La Fédération nationale des orthophonistes (FNO) s’associe pleinement à la journée internationale des personnes handicapées qui a eu lieu le 3 décembre dernier. La FNO entend rappeler la place des orthophonistes auprès des familles atteintes de handicaps qu’ils accompagnent dans le quotidien. L’action des orthophonistes est centrée sur l’émergence de la communication et le maintien de celle-ci le plus longtemps possible.

Voir le communiqué de la FNO

 

La FNP dénonce la multiplication des taxes sur les libéraux de santé

La Fédération nationale des podologues (FNP) dénonce la nouvelle contribution de 0,3% qui pèse sur le revenu d’activité non salariée des travailleurs indépendants. La FNP estime qu’après l’augmentation inconsidérée de la cotisation maladie, l’augmentation très forte des cotisations au RSI, l’augmentation de la cotisation retraite du régime de base et enfin l’envolée de la CFE, trop c’est trop ! La FNP exprime le ras-le-bol des podologues contre l’acharnement sur les libéraux en taxes et cotisations de tous genres.

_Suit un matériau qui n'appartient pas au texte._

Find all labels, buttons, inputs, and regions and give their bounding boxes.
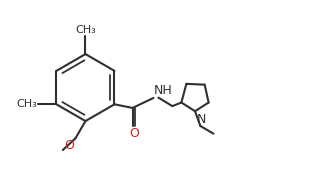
Text: O: O: [129, 127, 139, 140]
Text: N: N: [196, 113, 206, 126]
Text: NH: NH: [154, 84, 173, 97]
Text: CH₃: CH₃: [17, 99, 38, 109]
Text: CH₃: CH₃: [75, 25, 96, 35]
Text: O: O: [65, 139, 75, 152]
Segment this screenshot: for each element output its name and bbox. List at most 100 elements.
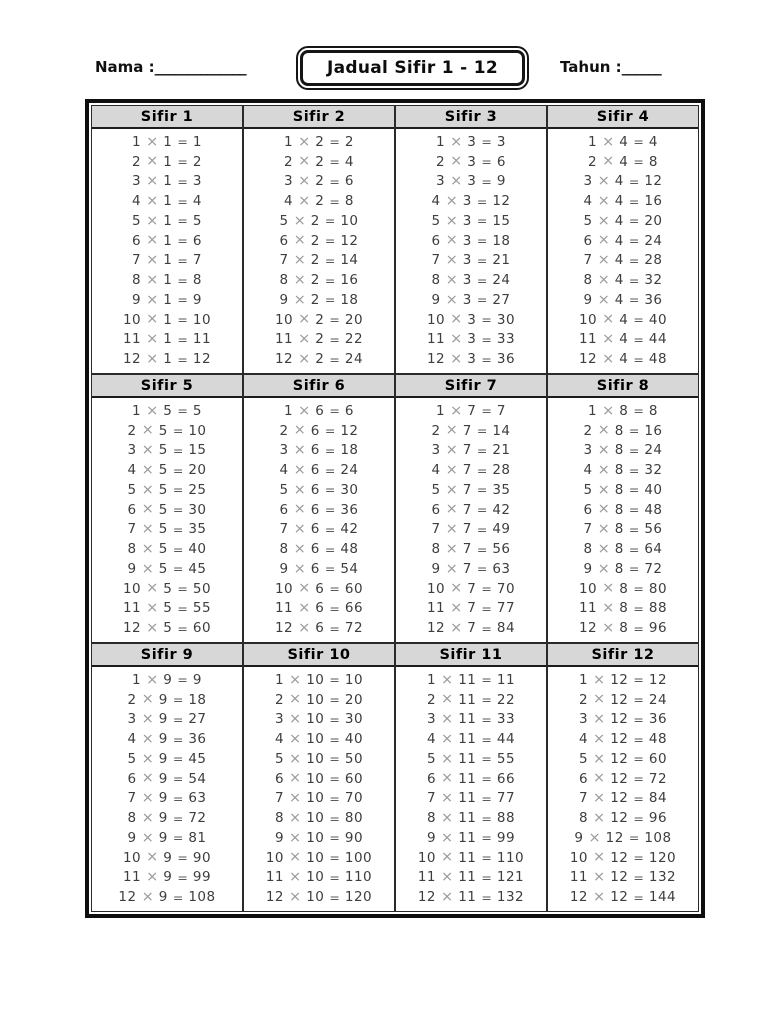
multiplier-value: 7 (431, 521, 441, 538)
multiplier-value: 4 (274, 731, 285, 748)
equals-sign: = (481, 672, 492, 688)
equals-sign: = (481, 312, 492, 328)
times-icon: × (441, 829, 454, 846)
multiplier-value: 4 (583, 462, 593, 479)
equals-sign: = (172, 751, 184, 767)
result-value: 24 (492, 272, 511, 289)
times-icon: × (293, 501, 306, 518)
sifir-section-rows: 1 × 10 = 10 2 × 10 = 20 3 × 10 = 30 4 × 10 = 40 5 × 10 = 50 6 × 10 =… (244, 667, 394, 911)
base-value: 10 (306, 810, 325, 827)
times-icon: × (146, 212, 159, 229)
base-value: 11 (458, 711, 477, 728)
times-icon: × (293, 291, 306, 308)
result-value: 42 (340, 521, 359, 538)
base-value: 7 (462, 501, 472, 518)
tahun-blank-line: ______ (621, 58, 662, 76)
result-value: 48 (648, 731, 668, 748)
sifir-section: Sifir 7 1 × 7 = 7 2 × 7 = 14 3 × 7 = 21 4 × 7 = 28 5 × 7 = 35 6 × 7 =… (395, 374, 547, 643)
equals-sign: = (481, 154, 492, 170)
result-value: 20 (644, 212, 663, 229)
times-table-row: 11 × 3 = 33 (396, 330, 546, 350)
times-table-row: 2 × 1 = 2 (92, 152, 242, 172)
multiplier-value: 9 (431, 291, 441, 308)
times-table-row: 4 × 3 = 12 (396, 191, 546, 211)
multiplier-value: 9 (279, 560, 289, 577)
equals-sign: = (476, 272, 488, 288)
times-icon: × (593, 888, 606, 905)
base-value: 12 (610, 750, 629, 767)
base-value: 12 (610, 691, 629, 708)
times-table-row: 5 × 12 = 60 (548, 749, 698, 769)
times-table-row: 1 × 10 = 10 (244, 670, 394, 690)
times-table-row: 11 × 12 = 132 (548, 868, 698, 888)
base-value: 12 (610, 671, 629, 688)
times-table-row: 7 × 4 = 28 (548, 251, 698, 271)
result-value: 6 (192, 232, 202, 249)
base-value: 3 (467, 311, 477, 328)
times-icon: × (298, 173, 311, 190)
times-icon: × (298, 311, 311, 328)
equals-sign: = (633, 672, 644, 688)
result-value: 60 (344, 770, 364, 787)
multiplier-value: 1 (132, 133, 142, 150)
multiplier-value: 10 (122, 849, 142, 866)
sifir-section-rows: 1 × 4 = 4 2 × 4 = 8 3 × 4 = 12 4 × 4 = 16 5 × 4 = 20 6 × 4 = 24 7 × 4 = 28… (548, 129, 698, 373)
times-table-row: 8 × 1 = 8 (92, 270, 242, 290)
multiplier-value: 8 (274, 810, 285, 827)
times-table-row: 5 × 4 = 20 (548, 211, 698, 231)
multiplier-value: 6 (426, 770, 437, 787)
times-icon: × (593, 790, 606, 807)
multiplier-value: 4 (431, 462, 441, 479)
sifir-section-rows: 1 × 7 = 7 2 × 7 = 14 3 × 7 = 21 4 × 7 = 28 5 × 7 = 35 6 × 7 = 42 7 × 7 = 4… (396, 398, 546, 642)
base-value: 10 (306, 889, 325, 906)
times-table-row: 5 × 9 = 45 (92, 749, 242, 769)
multiplier-value: 6 (431, 501, 441, 518)
multiplier-value: 8 (426, 810, 437, 827)
multiplier-value: 6 (127, 770, 137, 787)
base-value: 2 (310, 252, 320, 269)
sifir-section-rows: 1 × 5 = 5 2 × 5 = 10 3 × 5 = 15 4 × 5 = 20 5 × 5 = 25 6 × 5 = 30 7 × 5 = 3… (92, 398, 242, 642)
result-value: 7 (192, 252, 202, 269)
base-value: 4 (619, 311, 629, 328)
result-value: 2 (344, 133, 354, 150)
times-icon: × (146, 252, 159, 269)
multiplier-value: 8 (578, 810, 589, 827)
base-value: 11 (458, 731, 477, 748)
times-table-row: 4 × 4 = 16 (548, 191, 698, 211)
result-value: 54 (340, 560, 359, 577)
sifir-section-rows: 1 × 12 = 12 2 × 12 = 24 3 × 12 = 36 4 × 12 = 48 5 × 12 = 60 6 × 12 =… (548, 667, 698, 911)
times-table-row: 7 × 11 = 77 (396, 789, 546, 809)
times-table-row: 4 × 9 = 36 (92, 729, 242, 749)
equals-sign: = (324, 502, 336, 518)
times-table-row: 9 × 1 = 9 (92, 290, 242, 310)
times-icon: × (289, 849, 302, 866)
times-icon: × (602, 311, 615, 328)
sifir-section: Sifir 9 1 × 9 = 9 2 × 9 = 18 3 × 9 = 27 4 × 9 = 36 5 × 9 = 45 6 × 9 =… (91, 643, 243, 912)
times-icon: × (441, 750, 454, 767)
multiplier-value: 5 (431, 212, 441, 229)
equals-sign: = (329, 830, 340, 846)
equals-sign: = (172, 502, 184, 518)
base-value: 12 (610, 889, 629, 906)
nama-label: Nama : (95, 58, 155, 76)
equals-sign: = (177, 193, 188, 209)
times-table-row: 10 × 7 = 70 (396, 579, 546, 599)
times-icon: × (141, 560, 154, 577)
times-table-row: 6 × 5 = 30 (92, 500, 242, 520)
multiplier-value: 6 (127, 501, 137, 518)
equals-sign: = (329, 889, 340, 905)
times-icon: × (289, 770, 302, 787)
multiplier-value: 12 (569, 889, 589, 906)
times-table-row: 10 × 4 = 40 (548, 310, 698, 330)
multiplier-value: 5 (279, 212, 289, 229)
multiplier-value: 5 (583, 481, 593, 498)
times-table-row: 9 × 11 = 99 (396, 828, 546, 848)
base-value: 11 (458, 671, 477, 688)
result-value: 6 (344, 173, 354, 190)
base-value: 5 (158, 501, 168, 518)
multiplier-value: 5 (426, 750, 437, 767)
times-icon: × (597, 252, 610, 269)
result-value: 55 (496, 750, 516, 767)
base-value: 4 (614, 272, 624, 289)
sifir-section: Sifir 6 1 × 6 = 6 2 × 6 = 12 3 × 6 = 18 4 × 6 = 24 5 × 6 = 30 6 × 6 =… (243, 374, 395, 643)
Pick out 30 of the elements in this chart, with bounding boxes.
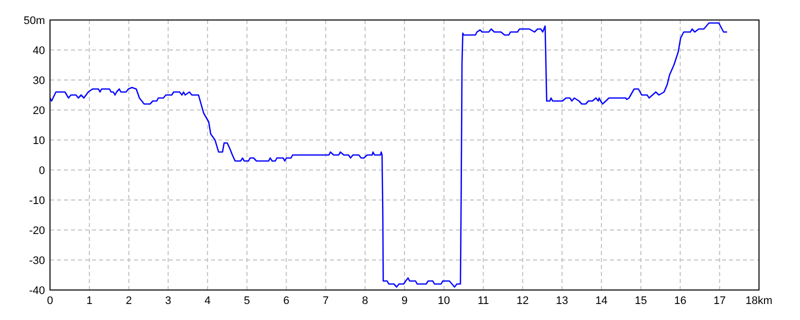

Voir le communiqué de la FNP

 

Vente de médicaments sur Internet : la FSPF demande au gouvernement d’agir

Alors que le débat sur la vente de médicaments sur Internet refait surface, la Fédération des syndicats pharmaceutiques de France (FSPF) demande au gouvernement d’agir. La FSPF demande au gouvernement de défendre auprès des instances européennes la possibilité pour les États membres d’interdire, dans un souci de santé publique, toute vente par correspondance et de plaider à cette fin pour une extension de la marge de manœuvre que la directive européenne accorde à ces derniers.

Voir l’information sur le site de la FSPF

 

Le SNAO dénonce le blocage des travaux de réingénierie du diplôme d’orthoptiste

Les travaux de réingénierie de la profession d’orthoptiste ont été stoppés à la d’une divergence entre le Syndicat national autonome des orthoptistes (SNAO) et l’Etat. Le SNAO conteste l’affirmation selon laquelle les trois référentiels nécessaires à la réingénierie n’avaient été construits que dans le seul objectif de déboucher sur une Licence sans possibilité de pouvoir poursuivre le cursus par un Master dédié à la profession d’orthoptiste.

Le SNAO, qui souhaite sortir au plus vite de cette situation, a demandé un rendez-vous urgent avec les cabinets du Ministère de l’Enseignement Supérieur et du Ministère de la Santé.

Le SNAO demande, notamment, que soit créé un véritable Master d’orthoptie et non pas seulement un Master Interprofessionnel dans lequel les autres professions pourront acquérir des compétences destinées aux orthoptistes.